No i w końcu…
W ten oto sposób spełniam jedno ze swych marzeń i rozpoczynam pisanie swojego autorskiego bloga związanego z zagadnieniami, którymi zajmuję się od 5 lat i którymi z pewnością będę zajmować się jeszcze przez jakiś czas. A zajmuję się szeroko pojętym zagadnieniem User Experience oraz analizą biznesową.
Za stworzenie UX’owego bloga zabierałem się już wiele razy, jednak dopiero niedawno znalazłem w sobie na tyle motywacji i determinacji, by ten cel zrealizować i po prostu zacząć pisać. Moje pierwsze podejście do założenia bloga miałem już w 2009 roku. Niestety, skończyło się na planach. W owym czasie nie było zbyt wiele polskich blogów nt. UX/Usability. Pamiętam, że czytałem wtedy głównie blogi Agi Szóstek, Marka Kasperskiego oraz Roberta Drózda, które zresztą czytam nieprzerwanie do dzisiaj i bardzo je sobie cenię. W kolejnych latach blogów, UX’owych powstawało coraz więcej. Temat pisania własnego bloga co jakiś czas do mnie wracał, jednak zawsze znajdowałem jakąś wymówkę, by w rezultacie bloga nie pisać. Jedną z moich ulubionych wymówek było to, że wszystkie fajne nazwy stron i blogów z 'UX’ w tytule są już zajęte.

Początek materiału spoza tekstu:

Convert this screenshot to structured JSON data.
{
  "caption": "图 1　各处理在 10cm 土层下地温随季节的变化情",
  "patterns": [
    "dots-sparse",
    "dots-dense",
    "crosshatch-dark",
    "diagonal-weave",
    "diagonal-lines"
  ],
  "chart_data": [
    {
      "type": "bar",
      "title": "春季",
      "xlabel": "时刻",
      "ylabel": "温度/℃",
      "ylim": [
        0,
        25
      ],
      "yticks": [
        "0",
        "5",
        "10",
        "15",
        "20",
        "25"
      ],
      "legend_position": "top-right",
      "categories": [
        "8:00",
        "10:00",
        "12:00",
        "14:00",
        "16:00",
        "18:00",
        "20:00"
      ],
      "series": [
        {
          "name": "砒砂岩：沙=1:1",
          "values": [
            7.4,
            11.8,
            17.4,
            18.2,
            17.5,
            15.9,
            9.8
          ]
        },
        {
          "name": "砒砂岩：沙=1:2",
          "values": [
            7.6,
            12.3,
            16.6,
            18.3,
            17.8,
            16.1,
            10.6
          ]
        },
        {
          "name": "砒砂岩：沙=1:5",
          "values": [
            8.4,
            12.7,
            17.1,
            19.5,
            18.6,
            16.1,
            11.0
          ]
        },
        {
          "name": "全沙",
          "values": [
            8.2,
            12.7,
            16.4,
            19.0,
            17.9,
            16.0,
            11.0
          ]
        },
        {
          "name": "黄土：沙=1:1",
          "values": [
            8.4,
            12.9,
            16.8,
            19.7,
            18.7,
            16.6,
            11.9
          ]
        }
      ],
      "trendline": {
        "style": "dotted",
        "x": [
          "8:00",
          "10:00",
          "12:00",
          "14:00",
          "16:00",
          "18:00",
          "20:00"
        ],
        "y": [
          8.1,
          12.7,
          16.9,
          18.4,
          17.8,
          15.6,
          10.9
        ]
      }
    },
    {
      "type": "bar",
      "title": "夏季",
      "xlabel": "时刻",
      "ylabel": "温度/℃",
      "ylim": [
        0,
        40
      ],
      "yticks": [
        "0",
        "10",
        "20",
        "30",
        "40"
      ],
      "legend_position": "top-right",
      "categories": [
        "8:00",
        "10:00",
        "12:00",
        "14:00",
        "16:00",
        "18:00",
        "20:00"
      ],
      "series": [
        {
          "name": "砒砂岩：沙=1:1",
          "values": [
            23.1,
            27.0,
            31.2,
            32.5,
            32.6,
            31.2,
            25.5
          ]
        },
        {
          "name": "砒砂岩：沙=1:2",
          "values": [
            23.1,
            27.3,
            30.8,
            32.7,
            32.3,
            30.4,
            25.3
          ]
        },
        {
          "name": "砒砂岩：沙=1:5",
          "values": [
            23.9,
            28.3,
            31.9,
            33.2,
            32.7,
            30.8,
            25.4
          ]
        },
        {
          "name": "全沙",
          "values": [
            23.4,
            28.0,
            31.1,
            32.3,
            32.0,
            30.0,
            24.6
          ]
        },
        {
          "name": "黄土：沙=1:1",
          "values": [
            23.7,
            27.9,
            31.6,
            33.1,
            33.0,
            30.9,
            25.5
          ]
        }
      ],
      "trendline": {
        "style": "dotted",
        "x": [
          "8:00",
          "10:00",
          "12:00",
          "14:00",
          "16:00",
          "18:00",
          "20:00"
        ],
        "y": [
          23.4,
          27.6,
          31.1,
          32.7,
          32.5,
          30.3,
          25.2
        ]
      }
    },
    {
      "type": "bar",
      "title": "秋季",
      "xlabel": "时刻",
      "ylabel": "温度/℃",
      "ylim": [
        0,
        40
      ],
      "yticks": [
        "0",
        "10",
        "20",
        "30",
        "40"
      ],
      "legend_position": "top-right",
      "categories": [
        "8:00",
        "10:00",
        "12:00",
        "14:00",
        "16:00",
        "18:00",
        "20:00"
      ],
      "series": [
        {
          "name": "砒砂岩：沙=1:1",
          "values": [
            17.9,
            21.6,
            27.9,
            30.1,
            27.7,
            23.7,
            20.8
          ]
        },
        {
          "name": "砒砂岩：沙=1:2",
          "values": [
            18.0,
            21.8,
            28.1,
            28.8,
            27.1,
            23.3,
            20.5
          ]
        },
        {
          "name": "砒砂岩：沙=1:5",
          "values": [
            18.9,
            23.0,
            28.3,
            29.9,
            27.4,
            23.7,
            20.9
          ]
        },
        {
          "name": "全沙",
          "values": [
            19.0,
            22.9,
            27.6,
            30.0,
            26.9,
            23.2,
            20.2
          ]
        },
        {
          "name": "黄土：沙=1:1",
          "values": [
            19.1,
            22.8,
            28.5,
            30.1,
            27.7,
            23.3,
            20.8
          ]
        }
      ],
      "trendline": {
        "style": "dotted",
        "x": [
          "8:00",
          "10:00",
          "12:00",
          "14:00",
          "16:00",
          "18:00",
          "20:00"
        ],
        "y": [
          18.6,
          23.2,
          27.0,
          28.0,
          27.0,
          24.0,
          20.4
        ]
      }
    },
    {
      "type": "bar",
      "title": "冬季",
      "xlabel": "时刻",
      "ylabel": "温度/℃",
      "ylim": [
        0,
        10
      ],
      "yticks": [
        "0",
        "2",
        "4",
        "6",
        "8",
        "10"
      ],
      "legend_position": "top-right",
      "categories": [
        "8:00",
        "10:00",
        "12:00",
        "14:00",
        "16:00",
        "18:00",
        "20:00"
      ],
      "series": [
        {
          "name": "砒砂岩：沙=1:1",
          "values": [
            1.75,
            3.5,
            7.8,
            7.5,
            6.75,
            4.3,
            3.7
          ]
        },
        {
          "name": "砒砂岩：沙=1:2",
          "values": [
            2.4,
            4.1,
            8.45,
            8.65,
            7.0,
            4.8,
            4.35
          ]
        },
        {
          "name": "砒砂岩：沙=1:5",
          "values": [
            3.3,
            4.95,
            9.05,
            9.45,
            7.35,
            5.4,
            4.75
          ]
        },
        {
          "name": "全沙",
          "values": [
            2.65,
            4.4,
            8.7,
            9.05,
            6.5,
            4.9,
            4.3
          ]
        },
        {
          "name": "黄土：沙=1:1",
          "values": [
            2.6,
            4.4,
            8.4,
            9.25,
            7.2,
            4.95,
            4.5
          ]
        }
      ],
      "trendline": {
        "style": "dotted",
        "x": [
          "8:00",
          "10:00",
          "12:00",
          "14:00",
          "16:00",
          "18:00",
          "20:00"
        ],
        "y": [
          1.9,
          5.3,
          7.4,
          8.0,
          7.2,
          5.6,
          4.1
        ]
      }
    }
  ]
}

No i dzisiaj stało się. Wtorek, 8 kwietnia 2014, blog właśnie poszedł live, więc teraz już tak łatwo z pisania nie wykręcę się. Pisać będę musiał. Ba, czuję że nie tylko będę musiał, lecz po prostu, będę chciał. Jest tyle ciekawych historii, przemyśleń i obserwacji, o których warto pisać i na temat których warto dyskutować. Będzie mi niezmiernie miło, jak będziesz tu co jakiś czas zaglądać, by dołączyć do rozmowy.
Póki co uciekam spakować się konferencję UX Poland, w ramach której mam w planach wziąć udział w warsztatach Alisana Atvura pt. „Service Design like a Psychotherapist”, dowiedzieć się masy ciekawych rzeczy od świetnych prelegentów, którzy wystąpią w tym roku, wspólnie z moją siostrą Agatą, opowiedzieć o tym, czego projektanci mogą nauczyć się od rugbystów na wózkach, poimprezować ze znajomymi UXowcami, poznać trochę nowych osób oraz, jak się uda, strzelić sobie selfie z Indi Young – tak z tą Inidi Young od modeli mentalnych.